Ok, that SG reading is the reading of the wort after the mash and sparge, right? Total pre-boil volume? Maybe a dumb question....
No, I think you mis-understand.
The SG of your wort after sparging is called the "Pre-Boil Gravity". This is the reading of all of the wort in your boil kettle before the boil starts. It is usually 15 - 20 points or more different (lower) than what you expect to reach when the boil is over and moisture and other volatiles (DMS) are boiled off.
The "run-off, specific gravity" is the reading of the liquid that is actually draining from your mash tun, as it is draining. So, you would take a cup full of the liquid running off the mash and measure its gravity before it hits and mixes in with what is already in the boil kettle. If it reads 1.008 or lower you need to stop sparging, no matter how much liquid is in the boil kettle. In earlier stages of sparging this reading will be much higher.
If you have your water volumes and efficiencies dialed in for the amount of grain you are using in your recipe, you really don't have to worry about this. Recipe programs, like BeerSmith, calculate this for you. Your final runnings should never get that low unless you aren't using a recipe program and are flying by the seat of your pants and just going with the flow, so to speak.
Not to muddy this up, but there is a type of brewing called "Parti-Gyle" that takes advantage of the second runnings of a mash used for a real high gravity beer, like an Imperial Stout or Barley-wine. These beers use a lot of grain to extract a lot of sugars. Since you want to keep the SG higher for these high alcohol beers, you don't sparge until all the sugars are rinsed and you leave some behind. This is because you don't want to dilute the high sugar wort down much. If you did you would have to boil quite a while to boil off enough moisture to reach the gravity you need to obtain the high alcohol inherent in these beers.

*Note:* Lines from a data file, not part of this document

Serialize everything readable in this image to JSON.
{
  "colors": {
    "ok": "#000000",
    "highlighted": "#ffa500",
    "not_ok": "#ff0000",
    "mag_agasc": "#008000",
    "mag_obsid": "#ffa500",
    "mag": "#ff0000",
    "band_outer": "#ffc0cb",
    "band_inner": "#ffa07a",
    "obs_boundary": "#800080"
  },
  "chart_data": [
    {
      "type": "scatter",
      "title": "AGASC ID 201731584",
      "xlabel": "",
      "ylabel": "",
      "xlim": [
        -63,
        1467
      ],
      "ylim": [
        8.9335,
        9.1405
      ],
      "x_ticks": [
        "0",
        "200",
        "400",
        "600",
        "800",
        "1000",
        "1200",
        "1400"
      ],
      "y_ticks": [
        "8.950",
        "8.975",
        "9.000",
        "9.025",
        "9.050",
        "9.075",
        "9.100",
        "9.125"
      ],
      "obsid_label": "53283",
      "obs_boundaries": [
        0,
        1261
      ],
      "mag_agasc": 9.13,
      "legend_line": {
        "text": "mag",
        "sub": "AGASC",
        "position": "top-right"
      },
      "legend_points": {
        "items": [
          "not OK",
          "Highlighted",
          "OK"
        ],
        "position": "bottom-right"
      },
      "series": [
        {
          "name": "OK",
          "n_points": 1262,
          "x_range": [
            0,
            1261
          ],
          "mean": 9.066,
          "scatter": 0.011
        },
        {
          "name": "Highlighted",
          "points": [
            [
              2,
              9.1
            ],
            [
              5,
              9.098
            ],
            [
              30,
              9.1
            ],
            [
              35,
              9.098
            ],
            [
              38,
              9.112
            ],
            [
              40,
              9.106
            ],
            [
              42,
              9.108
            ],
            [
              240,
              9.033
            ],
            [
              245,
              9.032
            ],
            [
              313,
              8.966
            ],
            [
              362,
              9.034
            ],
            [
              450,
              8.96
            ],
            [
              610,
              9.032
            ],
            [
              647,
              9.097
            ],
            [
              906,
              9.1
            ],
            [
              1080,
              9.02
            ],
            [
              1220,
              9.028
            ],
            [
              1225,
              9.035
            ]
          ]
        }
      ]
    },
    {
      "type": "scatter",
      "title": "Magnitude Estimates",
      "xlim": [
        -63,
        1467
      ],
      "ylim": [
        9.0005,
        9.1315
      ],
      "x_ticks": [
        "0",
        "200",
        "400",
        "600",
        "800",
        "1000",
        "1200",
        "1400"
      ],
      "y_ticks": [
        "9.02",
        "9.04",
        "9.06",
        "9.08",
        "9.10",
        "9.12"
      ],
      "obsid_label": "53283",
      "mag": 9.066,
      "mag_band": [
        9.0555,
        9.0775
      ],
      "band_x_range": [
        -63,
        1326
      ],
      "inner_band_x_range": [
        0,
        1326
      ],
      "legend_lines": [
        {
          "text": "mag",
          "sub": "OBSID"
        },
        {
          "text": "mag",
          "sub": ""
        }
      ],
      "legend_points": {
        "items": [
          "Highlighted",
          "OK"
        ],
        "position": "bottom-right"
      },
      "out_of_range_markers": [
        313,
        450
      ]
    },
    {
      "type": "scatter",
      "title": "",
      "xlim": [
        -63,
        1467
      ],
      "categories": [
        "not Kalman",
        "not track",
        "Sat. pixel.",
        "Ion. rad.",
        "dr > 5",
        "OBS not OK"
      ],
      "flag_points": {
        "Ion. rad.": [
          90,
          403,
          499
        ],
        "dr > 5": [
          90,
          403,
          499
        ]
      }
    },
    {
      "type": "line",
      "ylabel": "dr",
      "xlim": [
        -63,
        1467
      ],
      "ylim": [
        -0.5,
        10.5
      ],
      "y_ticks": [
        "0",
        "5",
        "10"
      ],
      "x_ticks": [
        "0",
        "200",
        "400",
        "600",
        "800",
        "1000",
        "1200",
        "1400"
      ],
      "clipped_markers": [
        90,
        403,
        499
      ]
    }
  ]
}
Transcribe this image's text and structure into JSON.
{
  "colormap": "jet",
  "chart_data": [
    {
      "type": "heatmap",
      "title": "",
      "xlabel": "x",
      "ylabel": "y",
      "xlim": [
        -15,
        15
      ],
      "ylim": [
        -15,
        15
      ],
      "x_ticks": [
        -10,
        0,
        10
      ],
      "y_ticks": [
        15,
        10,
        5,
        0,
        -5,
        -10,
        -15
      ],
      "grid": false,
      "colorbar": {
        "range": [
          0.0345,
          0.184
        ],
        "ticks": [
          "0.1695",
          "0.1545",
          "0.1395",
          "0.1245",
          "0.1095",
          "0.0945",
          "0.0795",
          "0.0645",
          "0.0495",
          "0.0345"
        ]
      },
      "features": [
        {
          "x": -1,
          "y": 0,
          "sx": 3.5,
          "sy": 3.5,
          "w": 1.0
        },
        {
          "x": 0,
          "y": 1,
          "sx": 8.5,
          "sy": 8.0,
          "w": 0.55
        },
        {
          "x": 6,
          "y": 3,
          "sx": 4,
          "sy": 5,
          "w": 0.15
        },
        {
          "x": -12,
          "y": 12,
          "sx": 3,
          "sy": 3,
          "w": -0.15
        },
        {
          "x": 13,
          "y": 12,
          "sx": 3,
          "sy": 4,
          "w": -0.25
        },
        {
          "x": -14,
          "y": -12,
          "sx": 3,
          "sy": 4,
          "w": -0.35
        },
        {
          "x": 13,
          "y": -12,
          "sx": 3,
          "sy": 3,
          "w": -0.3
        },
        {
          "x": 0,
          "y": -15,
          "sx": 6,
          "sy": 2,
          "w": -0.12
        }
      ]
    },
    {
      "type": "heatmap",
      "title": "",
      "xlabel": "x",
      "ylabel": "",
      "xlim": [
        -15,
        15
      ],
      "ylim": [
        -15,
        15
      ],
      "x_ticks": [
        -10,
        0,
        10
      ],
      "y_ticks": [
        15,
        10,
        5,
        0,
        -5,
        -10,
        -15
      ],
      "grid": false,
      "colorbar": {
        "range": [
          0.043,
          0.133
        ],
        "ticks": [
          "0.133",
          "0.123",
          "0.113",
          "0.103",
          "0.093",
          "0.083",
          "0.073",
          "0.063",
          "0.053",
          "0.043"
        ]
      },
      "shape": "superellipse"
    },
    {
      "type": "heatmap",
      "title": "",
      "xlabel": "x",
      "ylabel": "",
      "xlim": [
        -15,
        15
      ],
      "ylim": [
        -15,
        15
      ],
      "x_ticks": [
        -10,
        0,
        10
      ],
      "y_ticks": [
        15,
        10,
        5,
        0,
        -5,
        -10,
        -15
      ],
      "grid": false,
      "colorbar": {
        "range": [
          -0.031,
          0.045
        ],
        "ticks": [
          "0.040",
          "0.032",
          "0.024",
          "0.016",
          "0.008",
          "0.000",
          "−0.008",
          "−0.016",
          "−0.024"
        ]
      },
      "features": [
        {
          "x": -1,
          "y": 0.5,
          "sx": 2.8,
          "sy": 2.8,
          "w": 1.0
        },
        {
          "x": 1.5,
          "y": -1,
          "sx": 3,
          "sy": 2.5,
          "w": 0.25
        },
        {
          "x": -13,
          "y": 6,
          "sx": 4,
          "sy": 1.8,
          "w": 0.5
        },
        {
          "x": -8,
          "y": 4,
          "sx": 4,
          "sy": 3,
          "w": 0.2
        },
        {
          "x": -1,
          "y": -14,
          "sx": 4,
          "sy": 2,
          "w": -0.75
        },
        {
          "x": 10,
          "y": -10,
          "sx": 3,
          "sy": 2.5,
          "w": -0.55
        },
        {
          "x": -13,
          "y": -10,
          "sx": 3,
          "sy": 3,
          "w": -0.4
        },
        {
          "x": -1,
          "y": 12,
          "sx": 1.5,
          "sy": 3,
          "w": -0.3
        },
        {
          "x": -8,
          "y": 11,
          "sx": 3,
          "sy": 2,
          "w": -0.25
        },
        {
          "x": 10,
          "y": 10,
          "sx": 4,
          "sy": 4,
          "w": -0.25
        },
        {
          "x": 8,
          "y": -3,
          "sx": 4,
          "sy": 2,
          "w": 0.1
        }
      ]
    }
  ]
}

With a Parti-Gyle, at the point where you have the volume you need for boiling the high gravity beer, the runnings coming from the mash tun may still measure as high as 1.040-1.045. Not wanting to waste this good wort sugar, many brewers will sparge into another container until the gravity from these "Second Runnings" reaches 1.010 or so. They then do a completely separate second boil and create another beer from the same grain bill (or maybe steep or separately mash some additional grains to really make it different). They may be able to get a few more gallons of this lower gravity wort which would make a great session beer. Different hops schedules, yeasts and other changes can make a beer you would never guess was from the same grain bill.